Notes and Editorial Reviews
BRAHMS Piano Sonata No. 3 in f. Intermezzos: in a, op. 118/1; in A, op. 118/2; in e?, op. 118/6. Rhapsody in g, op. 79/2 • Zora Mihailovich (pn) • CENTAUR 2813 (58: 07)
Unlike Beethoven’s catalog of works, Brahms’s is less likely to be spoken of in terms of distinct periods, early, middle, and late. Or, as David Dubal was quoted by Mihailovich above: “From the beginning to the end, Brahms was Brahms.” In choosing works that, chronologically speaking, do span Brahms’s earliest to latest years, Mihailovich reaffirms something she said in our interview—if I may be allowed to expand on it—which is that what links all of the composer’s works from beginning to end is not necessarily to be found, as it is in Beethoven, in specific
melodic motifs and gestural language that recur throughout his music, but in the constancy of his manner of expression.
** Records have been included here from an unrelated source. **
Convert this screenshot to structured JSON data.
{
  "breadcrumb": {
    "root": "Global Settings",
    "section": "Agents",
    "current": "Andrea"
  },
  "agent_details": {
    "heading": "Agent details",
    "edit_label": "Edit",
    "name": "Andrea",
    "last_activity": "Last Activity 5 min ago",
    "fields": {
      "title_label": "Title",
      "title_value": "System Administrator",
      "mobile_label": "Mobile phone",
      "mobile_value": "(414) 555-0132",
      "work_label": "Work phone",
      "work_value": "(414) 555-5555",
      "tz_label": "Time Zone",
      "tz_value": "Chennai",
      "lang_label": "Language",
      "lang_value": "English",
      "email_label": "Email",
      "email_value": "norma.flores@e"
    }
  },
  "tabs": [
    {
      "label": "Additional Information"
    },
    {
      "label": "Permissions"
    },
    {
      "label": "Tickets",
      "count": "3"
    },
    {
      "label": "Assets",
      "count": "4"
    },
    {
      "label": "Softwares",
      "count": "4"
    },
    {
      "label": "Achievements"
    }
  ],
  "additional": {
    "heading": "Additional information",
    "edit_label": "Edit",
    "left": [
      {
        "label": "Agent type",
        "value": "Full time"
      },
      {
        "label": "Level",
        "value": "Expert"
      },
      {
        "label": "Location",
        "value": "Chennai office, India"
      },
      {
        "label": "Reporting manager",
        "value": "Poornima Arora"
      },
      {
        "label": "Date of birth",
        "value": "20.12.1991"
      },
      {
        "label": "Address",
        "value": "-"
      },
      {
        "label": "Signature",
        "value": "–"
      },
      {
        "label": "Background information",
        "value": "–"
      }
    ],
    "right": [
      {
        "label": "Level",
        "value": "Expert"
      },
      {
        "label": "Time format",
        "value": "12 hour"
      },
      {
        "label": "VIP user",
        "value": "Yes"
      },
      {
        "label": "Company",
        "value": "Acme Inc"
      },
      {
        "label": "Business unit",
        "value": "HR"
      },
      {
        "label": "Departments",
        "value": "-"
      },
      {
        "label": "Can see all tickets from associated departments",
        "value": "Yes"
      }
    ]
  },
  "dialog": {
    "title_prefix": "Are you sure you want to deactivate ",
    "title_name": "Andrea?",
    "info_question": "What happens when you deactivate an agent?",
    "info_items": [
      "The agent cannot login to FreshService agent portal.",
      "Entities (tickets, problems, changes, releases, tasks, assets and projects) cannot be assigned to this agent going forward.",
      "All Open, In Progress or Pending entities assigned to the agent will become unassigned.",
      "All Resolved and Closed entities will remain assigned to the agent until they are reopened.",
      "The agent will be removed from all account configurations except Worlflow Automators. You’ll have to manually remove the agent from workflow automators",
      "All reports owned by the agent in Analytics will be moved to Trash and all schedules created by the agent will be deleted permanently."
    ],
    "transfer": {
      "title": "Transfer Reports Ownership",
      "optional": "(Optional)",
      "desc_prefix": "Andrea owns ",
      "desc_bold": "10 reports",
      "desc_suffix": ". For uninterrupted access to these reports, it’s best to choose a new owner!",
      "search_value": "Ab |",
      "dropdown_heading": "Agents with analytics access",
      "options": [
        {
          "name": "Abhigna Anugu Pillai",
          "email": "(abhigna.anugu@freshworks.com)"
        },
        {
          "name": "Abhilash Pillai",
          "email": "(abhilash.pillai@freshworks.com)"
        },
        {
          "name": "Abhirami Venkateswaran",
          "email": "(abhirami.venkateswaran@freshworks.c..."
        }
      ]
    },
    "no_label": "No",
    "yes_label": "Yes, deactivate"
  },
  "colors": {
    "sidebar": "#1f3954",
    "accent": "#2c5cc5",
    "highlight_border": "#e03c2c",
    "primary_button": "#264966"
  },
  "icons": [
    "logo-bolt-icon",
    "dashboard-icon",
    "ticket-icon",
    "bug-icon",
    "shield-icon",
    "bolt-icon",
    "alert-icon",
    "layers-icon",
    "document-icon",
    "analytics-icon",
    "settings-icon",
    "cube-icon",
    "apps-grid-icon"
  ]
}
The striding, striving, confident boldness of youth heard in the F-Minor Piano Sonata is reflected antipodally and in microcosm in the contemplative confessions of the op. 118 intermezzos. One hears these connections in Mihailovich’s readings, which makes this a highly engaging and enormously satisfying recital, recorded in mid-October 2005 at Little Bridges Hall, Pomona College in Claremont, California. Mihailovich plays a Steinway D, captured in rich detail by recording engineer Sonny Ausman. Mihailovich is an artist of profound musical intelligence and, for me, a wonderful discovery. Her Brahms is one I shall return to often.